Although screen-printing methods are commonly useful for making T-shirts, manufacturers are now experimenting with the same technique for making flexible and wearable electronics. The easy manufacturing technique is also quite inexpensive.
The tech industry is increasingly promoting the popular use of flexible, wearable electronics. This promotion includes fitness trackers and smartwatches, which consumers are adopting widely. However, there is a huge challenge in making these devices—the process is rather error-prone, complex, and expensive.
Another challenge that manufacturers of such flexible, wearable electronics face are the high cost of raw materials. As the materials these devices require for the flexible sensors and displays are relatively new, they are expensive to produce in large quantities. Therefore, manufacturers find it difficult to produce high-quality and affordable devices.
The complexity of the manufacturing processes for these devices is another major challenge. The process of manufacturing these flexible, wearable electronic devices requires various steps, involving the printing of thin-film transistors, creating flexible substrates, and assembling the final device. Each step requires the execution to be at a high level of accuracy and precision. This not only increases the risk of errors but is also difficult to achieve.
In contrast, the screen-printing process, or the silk screen printing process, is a technique that is in use for centuries now. The process requires pushing ink through a mesh screen or stencil and depositing it on a surface. A non-permeable material blocks off sections of the mesh screen to leave open only the desired design. This allows ink to pass through only the openings.

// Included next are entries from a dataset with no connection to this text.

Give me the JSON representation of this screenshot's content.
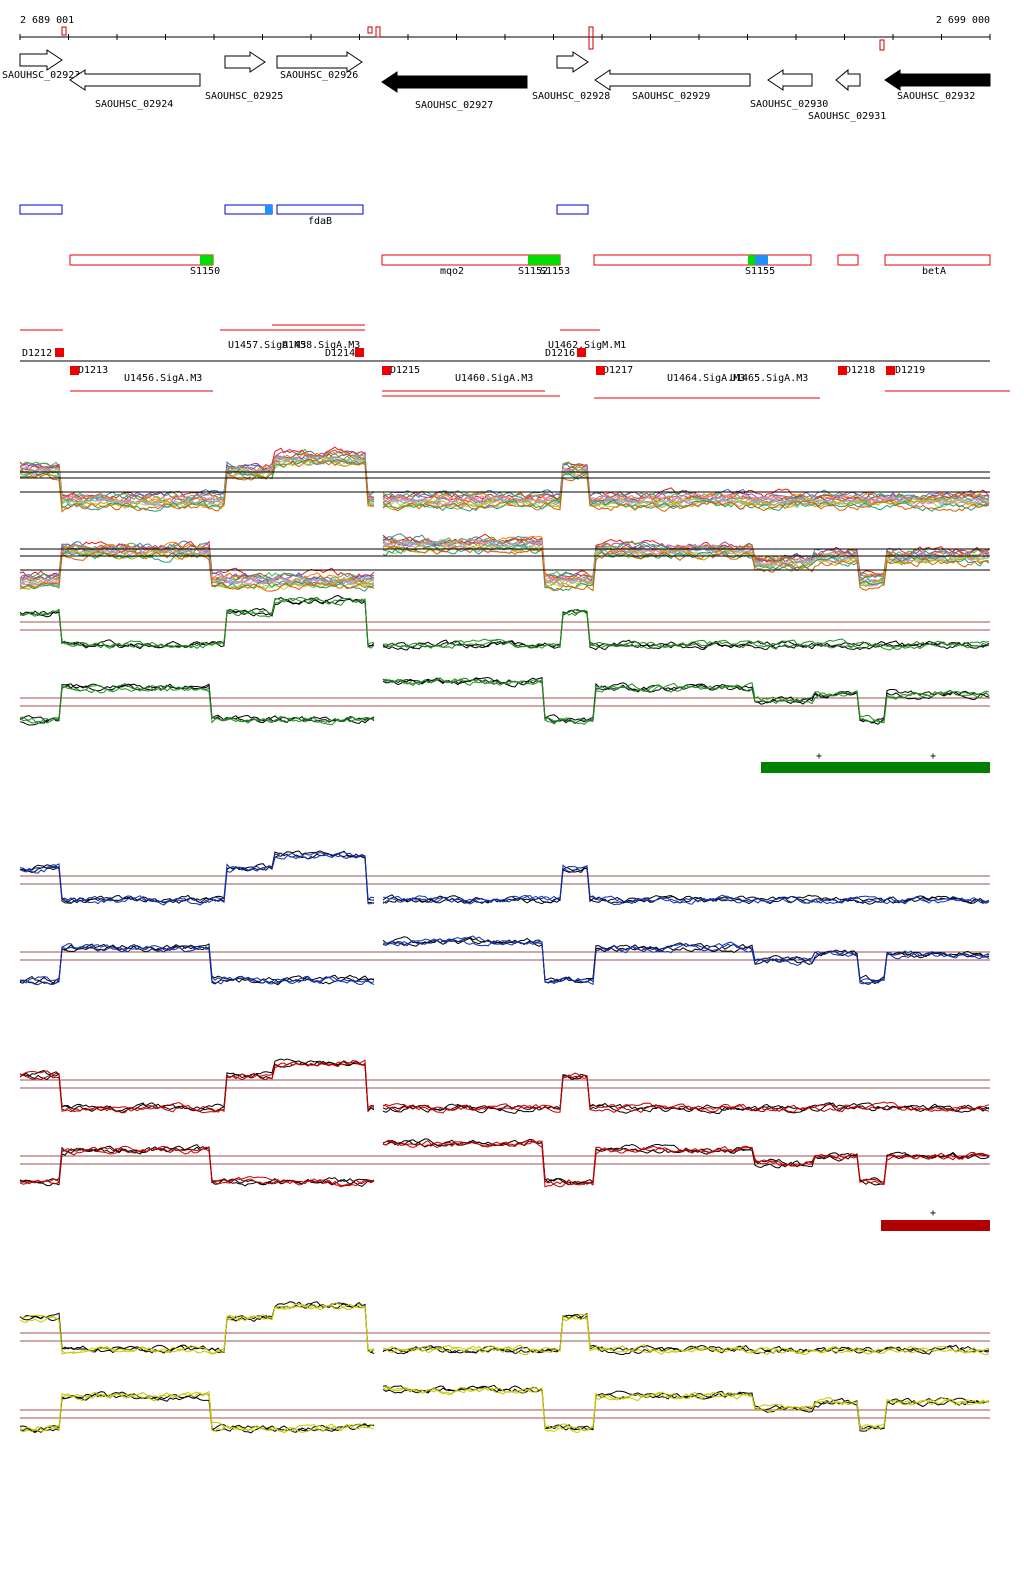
{
  "ruler": {
    "start": "2 689 001",
    "end": "2 699 000"
  },
  "genes": [
    {
      "label": "SAOUHSC_02923"
    },
    {
      "label": "SAOUHSC_02924"
    },
    {
      "label": "SAOUHSC_02925"
    },
    {
      "label": "SAOUHSC_02926"
    },
    {
      "label": "SAOUHSC_02927"
    },
    {
      "label": "SAOUHSC_02928"
    },
    {
      "label": "SAOUHSC_02929"
    },
    {
      "label": "SAOUHSC_02930"
    },
    {
      "label": "SAOUHSC_02931"
    },
    {
      "label": "SAOUHSC_02932"
    }
  ],
  "features": [
    "fdaB",
    "S1150",
    "mqo2",
    "S1152",
    "S1153",
    "S1155",
    "betA"
  ],
  "sites": [
    "D1212",
    "D1213",
    "U1456.SigA.M3",
    "U1457.SigA.M3",
    "U1458.SigA.M3",
    "D1214",
    "D1215",
    "U1460.SigA.M3",
    "D1216",
    "U1462.SigM.M1",
    "D1217",
    "U1464.SigA.M3",
    "U1465.SigA.M3",
    "D1218",
    "D1219"
  ],
  "marks": [
    "+",
    "+",
    "+"
  ]
}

Not only does the above process require very inexpensive and minimal material, but it is also incredibly simple as well, and anyone can do it by hand. So far, manufacturers of T-shirts have used this process, but now it has inspired a research team from Washington State University also. They experimented with the technique to check out its suitableness for printing flexible, wearable electrodes among other electronic components.
The team started by printing multiple layers of polyethylene glycol and polyimide mixture on a glass slide. They interspersed this printing with a conductive, patterned layer of silver. After completing the printing process, they peeled off the screen-printed material from the slide, affixing it to the body or fabric. Then they formed a serpentine, highly deformable pattern of electrodes, which could stretch to more than 30% of its regular size, and bend at up to 180 degrees without any damage.

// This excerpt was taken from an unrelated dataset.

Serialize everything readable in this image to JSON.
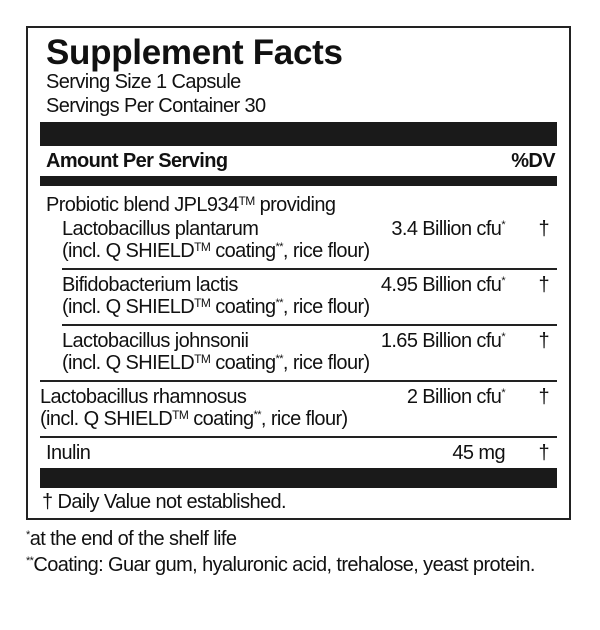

The researchers created a wearable, real-time, wireless, electrocardiogram monitoring device using their new method, and put it to the test. They developed an algorithm to process the sensor data from the flexible printed circuit and the printed electrodes. Their device could accurately calculate respiratory rates, heart rate, and its variability metrics. According to the researchers, the variability metrics could have clinical applicability in the detection of arrhythmia.
The main advantage of the approach by the team is they can easily scale up their technique. Therefore, they can use the same technique for creating a single device or for mass-producing a commercial wearable. Moreover, the same technology is useful even beyond medical devices, such as in producing fitness trackers and smartwatches.